Thanks for any feedback.

Martin


The Laplace transform is a technique for reducing differential equations
to an algebraic form so that they can be solved more easily and then, if
needed, be converted back to the time domain by an inverse transform.
If you just want to represent your function, use the unit step.

y(x) = u(x)u(10-x)f1(x) + u(x+10)u(20-x)f2(x) + u(x+20)u(30-x)f2(x)

where u(x)=1 for x>=0 and u(x)=0 for x<0. And, for instance,
u(x+10)u(20-x) = 1 for 10<x<20, and zero otherwise.

If you'd be evaluating your function numerically it's easy enough to
write a step function if your software doesn't include one. But if
you're just writing it out, normally people would write out each peice
and its domain seperately, like

f1(x) for 0<x<10
y(x) = f2(x) for 10<x<20
f3(x) for 20<x<30
0 otherwise

with a big left curly bracket { embracing the terms on the left hand side.

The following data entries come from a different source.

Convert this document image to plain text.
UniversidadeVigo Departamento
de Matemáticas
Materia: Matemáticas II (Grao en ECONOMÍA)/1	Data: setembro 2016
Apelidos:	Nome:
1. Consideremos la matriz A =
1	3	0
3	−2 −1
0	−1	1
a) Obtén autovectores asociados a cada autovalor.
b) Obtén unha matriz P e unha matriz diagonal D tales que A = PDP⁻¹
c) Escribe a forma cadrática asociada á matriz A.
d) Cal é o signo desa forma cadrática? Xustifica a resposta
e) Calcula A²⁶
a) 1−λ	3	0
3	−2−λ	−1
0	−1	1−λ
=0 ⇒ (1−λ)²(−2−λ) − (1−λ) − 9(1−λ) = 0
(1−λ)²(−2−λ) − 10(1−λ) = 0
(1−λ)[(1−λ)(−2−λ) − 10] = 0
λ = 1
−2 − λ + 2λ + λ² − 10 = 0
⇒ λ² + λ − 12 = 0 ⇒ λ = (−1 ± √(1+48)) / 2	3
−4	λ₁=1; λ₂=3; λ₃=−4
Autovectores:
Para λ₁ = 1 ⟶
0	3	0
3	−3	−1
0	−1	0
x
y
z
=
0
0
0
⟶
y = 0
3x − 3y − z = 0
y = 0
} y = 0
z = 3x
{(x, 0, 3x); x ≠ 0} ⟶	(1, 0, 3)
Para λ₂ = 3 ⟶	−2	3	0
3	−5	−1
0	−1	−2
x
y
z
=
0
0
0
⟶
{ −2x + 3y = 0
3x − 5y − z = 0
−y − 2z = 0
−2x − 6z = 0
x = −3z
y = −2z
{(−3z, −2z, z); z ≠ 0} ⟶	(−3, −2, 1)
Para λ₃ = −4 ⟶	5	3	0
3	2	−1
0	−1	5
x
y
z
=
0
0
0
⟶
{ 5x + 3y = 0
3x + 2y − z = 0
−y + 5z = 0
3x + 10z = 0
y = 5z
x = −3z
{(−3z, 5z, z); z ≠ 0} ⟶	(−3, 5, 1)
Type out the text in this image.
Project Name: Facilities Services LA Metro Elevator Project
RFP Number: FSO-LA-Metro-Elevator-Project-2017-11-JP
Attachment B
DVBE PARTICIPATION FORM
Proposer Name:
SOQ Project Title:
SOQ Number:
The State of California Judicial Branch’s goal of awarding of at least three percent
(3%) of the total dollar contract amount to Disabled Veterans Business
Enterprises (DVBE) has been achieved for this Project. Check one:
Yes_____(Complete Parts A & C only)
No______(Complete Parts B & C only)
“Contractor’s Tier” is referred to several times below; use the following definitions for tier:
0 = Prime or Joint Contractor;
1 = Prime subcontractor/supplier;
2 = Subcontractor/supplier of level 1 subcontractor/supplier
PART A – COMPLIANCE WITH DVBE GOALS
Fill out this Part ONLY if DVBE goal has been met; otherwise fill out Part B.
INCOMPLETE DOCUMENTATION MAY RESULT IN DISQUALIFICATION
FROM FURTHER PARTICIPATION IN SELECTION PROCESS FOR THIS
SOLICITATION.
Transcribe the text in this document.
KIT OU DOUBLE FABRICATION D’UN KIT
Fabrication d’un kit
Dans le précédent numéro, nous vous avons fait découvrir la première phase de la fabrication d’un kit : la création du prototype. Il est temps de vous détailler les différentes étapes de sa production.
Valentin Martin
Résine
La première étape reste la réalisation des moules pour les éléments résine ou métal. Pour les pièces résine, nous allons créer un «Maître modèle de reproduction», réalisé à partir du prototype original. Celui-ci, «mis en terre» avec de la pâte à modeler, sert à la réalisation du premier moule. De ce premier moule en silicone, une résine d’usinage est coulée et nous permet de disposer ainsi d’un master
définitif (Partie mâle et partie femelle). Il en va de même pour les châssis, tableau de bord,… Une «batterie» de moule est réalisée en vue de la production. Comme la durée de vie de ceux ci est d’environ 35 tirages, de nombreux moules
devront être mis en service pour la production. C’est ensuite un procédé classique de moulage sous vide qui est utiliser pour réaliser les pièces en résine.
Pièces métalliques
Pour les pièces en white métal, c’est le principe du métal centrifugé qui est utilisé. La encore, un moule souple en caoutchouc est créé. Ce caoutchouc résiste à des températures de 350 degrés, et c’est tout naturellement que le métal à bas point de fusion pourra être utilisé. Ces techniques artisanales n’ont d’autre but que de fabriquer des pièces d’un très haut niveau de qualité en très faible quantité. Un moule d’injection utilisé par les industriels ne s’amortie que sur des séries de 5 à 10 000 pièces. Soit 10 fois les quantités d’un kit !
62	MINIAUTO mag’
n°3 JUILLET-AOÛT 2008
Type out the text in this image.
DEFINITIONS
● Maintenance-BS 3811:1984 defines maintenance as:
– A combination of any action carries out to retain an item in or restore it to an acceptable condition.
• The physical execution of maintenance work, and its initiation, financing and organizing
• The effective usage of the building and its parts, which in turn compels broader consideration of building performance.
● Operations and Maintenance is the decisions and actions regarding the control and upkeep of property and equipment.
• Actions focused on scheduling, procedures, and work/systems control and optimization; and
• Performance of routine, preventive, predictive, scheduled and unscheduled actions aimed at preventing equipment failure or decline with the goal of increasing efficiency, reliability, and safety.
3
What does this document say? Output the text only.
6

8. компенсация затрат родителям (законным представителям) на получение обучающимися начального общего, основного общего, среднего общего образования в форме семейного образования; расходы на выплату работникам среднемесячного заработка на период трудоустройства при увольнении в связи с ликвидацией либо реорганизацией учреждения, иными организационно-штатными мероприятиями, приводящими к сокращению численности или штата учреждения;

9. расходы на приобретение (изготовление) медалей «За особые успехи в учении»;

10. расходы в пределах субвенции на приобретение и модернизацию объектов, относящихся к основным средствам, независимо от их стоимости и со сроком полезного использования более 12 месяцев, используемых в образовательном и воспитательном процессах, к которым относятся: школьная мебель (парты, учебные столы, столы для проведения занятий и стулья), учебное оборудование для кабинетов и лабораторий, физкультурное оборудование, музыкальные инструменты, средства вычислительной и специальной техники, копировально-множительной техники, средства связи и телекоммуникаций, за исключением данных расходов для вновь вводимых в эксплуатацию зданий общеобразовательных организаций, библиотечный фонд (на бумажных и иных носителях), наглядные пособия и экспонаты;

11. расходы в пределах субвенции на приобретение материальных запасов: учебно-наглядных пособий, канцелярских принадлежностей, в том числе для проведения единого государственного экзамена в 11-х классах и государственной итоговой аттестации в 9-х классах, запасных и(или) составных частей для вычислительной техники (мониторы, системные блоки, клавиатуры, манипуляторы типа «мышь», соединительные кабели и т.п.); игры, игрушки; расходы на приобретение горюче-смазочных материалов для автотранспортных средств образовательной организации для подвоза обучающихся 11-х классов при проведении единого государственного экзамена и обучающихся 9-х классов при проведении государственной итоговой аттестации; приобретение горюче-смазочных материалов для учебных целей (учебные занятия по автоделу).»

Thanks, all of you. This stuff is new to me. I studied Laplace
transforms 20 years ago, but have completely forgotten it. However, I
think I have this issue resolved now. There wouldn't be much point in
combining the three equations into one. As Greg has pointed out, I can
just present them as a set. I have been confused, though, about how we
feed a value into the step function and get something out in return. If
y = x^2, we have a specification for the operation to perform on x to
get y. The step function doesn't seem to specify how a certain value of
x produces a 1 or 0. I could use some help with that.

.